One Rand report said the best chance for a Palestinian nation to succeed would be for its West Bank territory to be connected, rather than separated by chunks of Israeli-controlled land, and for it to have relatively open borders with Israel. But even if the borders are tough to cross, as many Israelis envision, the country could still do well if its West Bank territory was contiguous.

A companion report describes the building of a corridor through the West Bank and into Gaza that could include a rail line, aqueduct, highway and fiber-optic cable system. Just building part of that would be worthwhile; putting Palestinians to work and getting money into their pockets could go far toward decreasing anger and boredom. The rail and road part of the corridor probably would cost about $6 billion; the overall estimated cost of all the reports’ suggestions is about $33 billion in the first 10 years of a new state.

That’s not an enormous amount of money, given the vast sums the United States, the United Nations and European nations have spent in the past decades on feeding and housing Palestinian refugees and trying to construct roads, buildings and infrastructure such as water and power plants in the occupied territories. By comparison, the U.S. now gives Israel about $3 billion a year in aid; an additional $2 billion goes to Egypt.

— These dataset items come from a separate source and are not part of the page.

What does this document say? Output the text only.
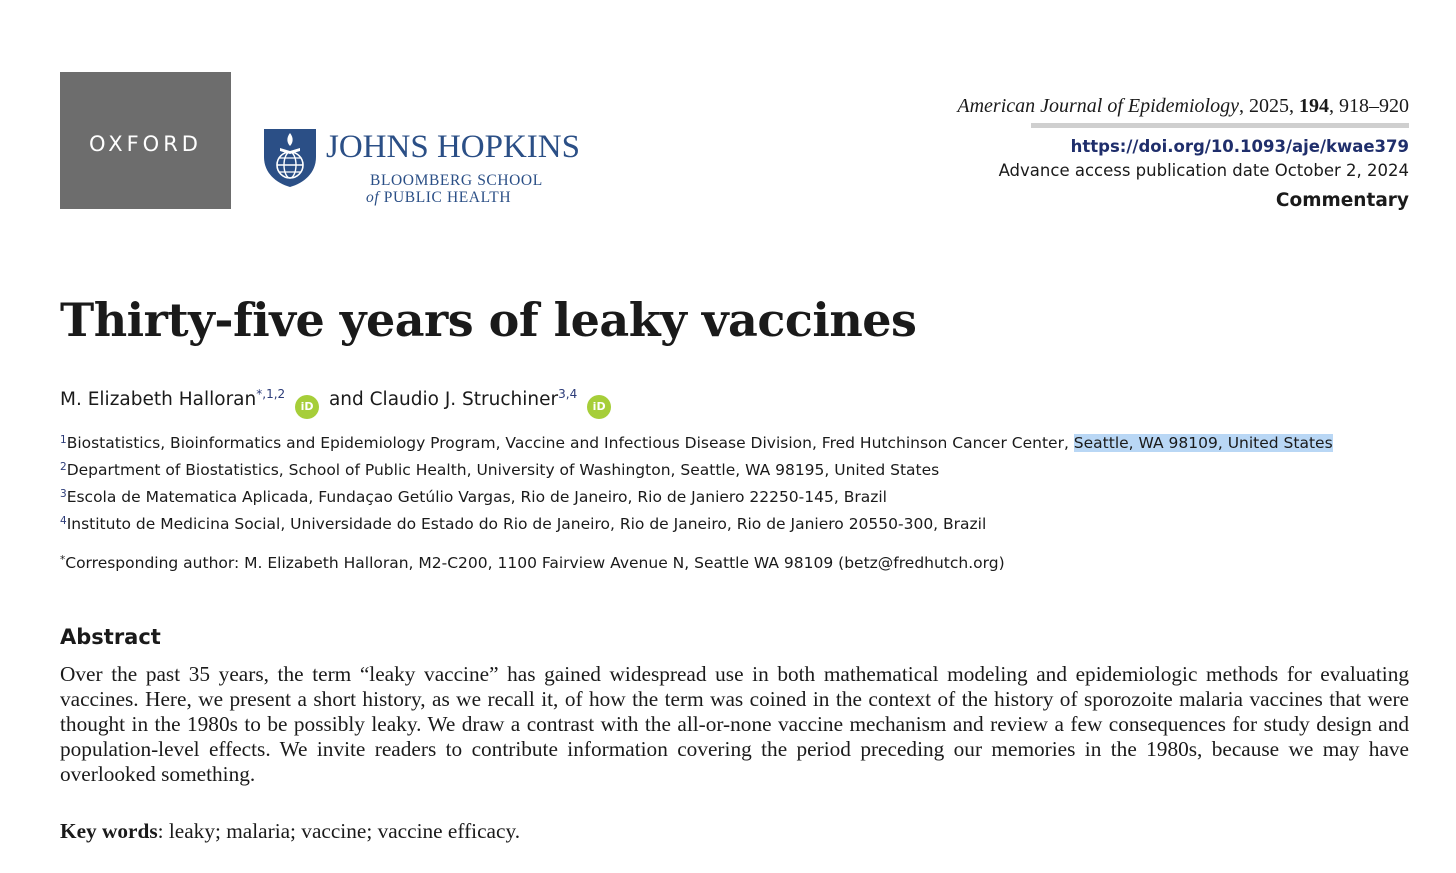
OXFORD	JOHNS HOPKINS
BLOOMBERG SCHOOL
of PUBLIC HEALTH
American Journal of Epidemiology, 2025, 194, 918–920
https://doi.org/10.1093/aje/kwae379
Advance access publication date October 2, 2024
Commentary
Thirty-five years of leaky vaccines
M. Elizabeth Halloran$^{*,1,2}$ iD and Claudio J. Struchiner$^{3,4}$ iD
$^1$Biostatistics, Bioinformatics and Epidemiology Program, Vaccine and Infectious Disease Division, Fred Hutchinson Cancer Center, Seattle, WA 98109, United States
$^2$Department of Biostatistics, School of Public Health, University of Washington, Seattle, WA 98195, United States
$^3$Escola de Matematica Aplicada, Fundaçao Getúlio Vargas, Rio de Janeiro, Rio de Janiero 22250-145, Brazil
$^4$Instituto de Medicina Social, Universidade do Estado do Rio de Janeiro, Rio de Janeiro, Rio de Janiero 20550-300, Brazil
*Corresponding author: M. Elizabeth Halloran, M2-C200, 1100 Fairview Avenue N, Seattle WA 98109 (betz@fredhutch.org)
Abstract

Over the past 35 years, the term “leaky vaccine” has gained widespread use in both mathematical modeling and epidemiologic methods for evaluating vaccines. Here, we present a short history, as we recall it, of how the term was coined in the context of the history of sporozoite malaria vaccines that were thought in the 1980s to be possibly leaky. We draw a contrast with the all-or-none vaccine mechanism and review a few consequences for study design and population-level effects. We invite readers to contribute information covering the period preceding our memories in the 1980s, because we may have overlooked something.

Key words: leaky; malaria; vaccine; vaccine efficacy.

The reports’ goals for establishing the rule of law, shifting power from the executive to the legislative branch and significantly reducing corruption would be overly ambitious in the near term for nearly all Middle East countries, let alone a post-Arafat Palestinian nation. But the signposts they reveal are important and deserve study by both Israeli and Palestinian leaders. Independent neighbors at peace, no matter how cold that peace, would go far toward bringing stability to a part of the world where it has long been lacking.